Now, let us perform the exact same operations in both tensors `T1` and `T2`. In this way, once we call the `backward()` method with some different tensor of the same shape as input (in this case I chose a tensor of all ones), both tensors `T1` and `T2` should have the same value at their `grad` atribute.

``````# for T1
x1 = 3 * T1
y1 = x1 + 1
z1 = y1 * y1

# for T2
x2 = 3 * T2
y2 = x2 + 1
z2 = y2 * y2

# calling the backward method
z1.backward(torch.ones_like(z1))
z2.backward(torch.ones_like(z2))

# printing the .grad for T1 and T2
#tensor([[ 12.0604,   8.3186,  10.2203,  10.1460, -14.2114],
#        [  2.6461,  45.7476,  -5.4839,  14.3098,  10.8123]])
#tensor([[ 12.0604,   8.3186,  10.2203,  10.1460, -14.2114],
#        [  2.6461,  45.7476,  -5.4839,  14.3098,  10.8123]])
``````

You get the same value for both.

HOWEVER, the intriguing text inside the link you are referring to (url), aims for something different.
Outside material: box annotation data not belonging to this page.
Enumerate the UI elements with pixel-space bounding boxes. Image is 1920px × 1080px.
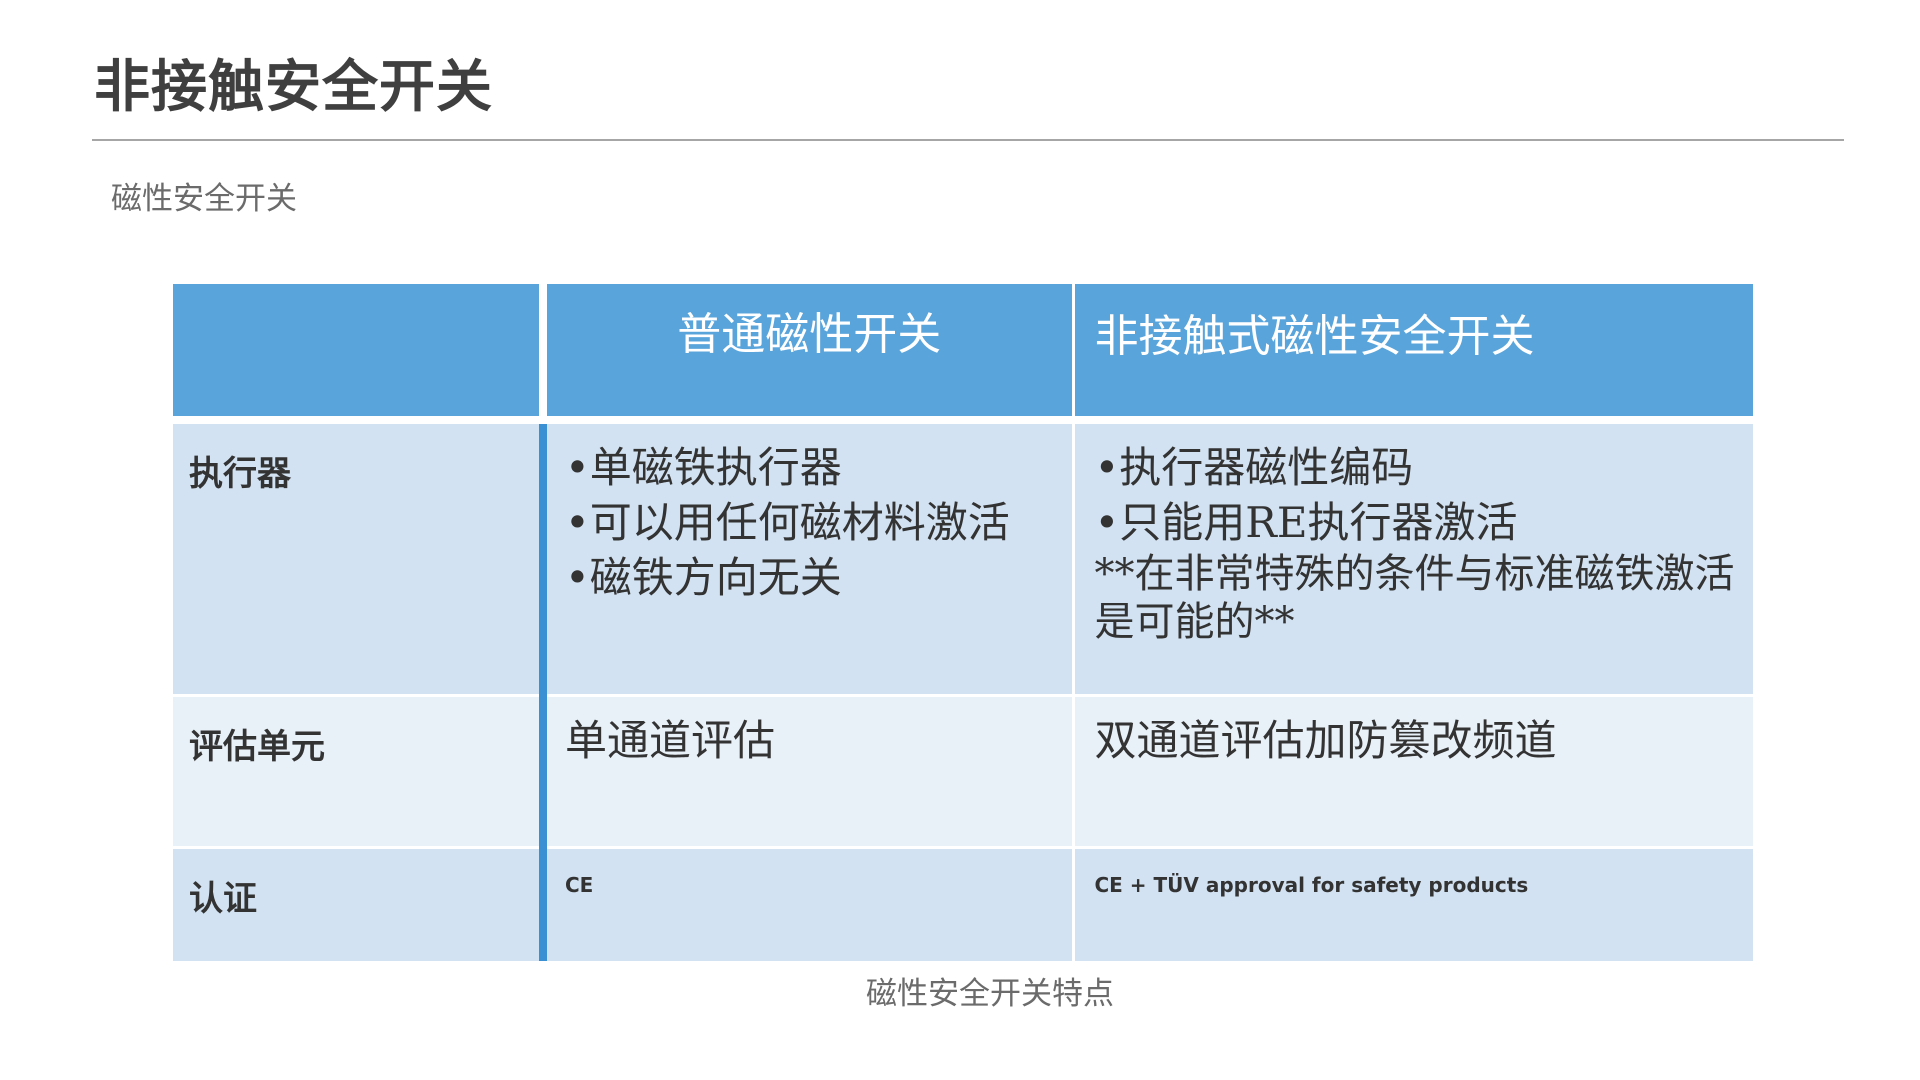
bullet-item: •磁铁方向无关 <box>565 553 842 602</box>
row-label-evaluation: 评估单元 <box>173 695 547 849</box>
header-cell-standard-switch: 普通磁性开关 <box>543 284 1075 424</box>
cell-actuator-safety: •执行器磁性编码 •只能用RE执行器激活 **在非常特殊的条件与标准磁铁激活是可… <box>1073 420 1753 697</box>
bullet-item: •执行器磁性编码 <box>1094 443 1414 492</box>
table-row-actuator: 执行器 •单磁铁执行器 •可以用任何磁材料激活 •磁铁方向无关 •执行器磁性编码… <box>173 420 1753 697</box>
page-title: 非接触安全开关 <box>94 55 493 120</box>
table-row-evaluation: 评估单元 单通道评估 双通道评估加防篡改频道 <box>173 695 1753 849</box>
actuator-note: **在非常特殊的条件与标准磁铁激活是可能的** <box>1094 551 1735 645</box>
cell-actuator-standard: •单磁铁执行器 •可以用任何磁材料激活 •磁铁方向无关 <box>543 420 1075 697</box>
table-row-certification: 认证 CE CE + TÜV approval for safety produ… <box>173 847 1753 961</box>
comparison-table-container: 普通磁性开关 非接触式磁性安全开关 执行器 •单磁铁执行器 •可以用任何磁材料激… <box>173 284 1753 961</box>
header-cell-safety-switch: 非接触式磁性安全开关 <box>1073 284 1753 424</box>
bullet-item: •可以用任何磁材料激活 <box>565 498 1010 547</box>
comparison-table: 普通磁性开关 非接触式磁性安全开关 执行器 •单磁铁执行器 •可以用任何磁材料激… <box>173 284 1753 961</box>
row-label-certification: 认证 <box>173 847 547 961</box>
bullet-item: •单磁铁执行器 <box>565 443 842 492</box>
cell-evaluation-standard: 单通道评估 <box>543 695 1075 849</box>
figure-caption: 磁性安全开关特点 <box>866 976 1114 1012</box>
bullet-item: •只能用RE执行器激活 <box>1094 498 1518 547</box>
cell-evaluation-safety: 双通道评估加防篡改频道 <box>1073 695 1753 849</box>
table-header-row: 普通磁性开关 非接触式磁性安全开关 <box>173 284 1753 424</box>
row-label-actuator: 执行器 <box>173 420 547 697</box>
cell-certification-safety: CE + TÜV approval for safety products <box>1073 847 1753 961</box>
page-subtitle: 磁性安全开关 <box>111 181 297 217</box>
cell-certification-standard: CE <box>543 847 1075 961</box>
title-divider <box>92 139 1844 141</box>
header-cell-empty <box>173 284 547 424</box>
Let me paste the code that originated the confussion,

``````weights = torch.randn(784, 10) / math.sqrt(784)
For this case, it does matter where `requieres_grad` is set to `True`. If you try to set it at the first line, like this
``````weights = torch.randn(784, 10, requires_grad=True) / math.sqrt(784)
after arbitatry operations are performed on `weights` and the `backward()`method is called, you will see a warning from PyTorch saying that yout are trying to access the `grad` attribute of a non leaf tensor, so `weights.grad` is set to `None`. Why? Becasue in such case, `weights` does not follow the definition of a leaf tensor: A leaf Variable is a variable that no operation tracked by the autograd engine created it (see this post for further examples). So, what is keeping `weights` from being a leaf variable? The division by `sqrt(784)`.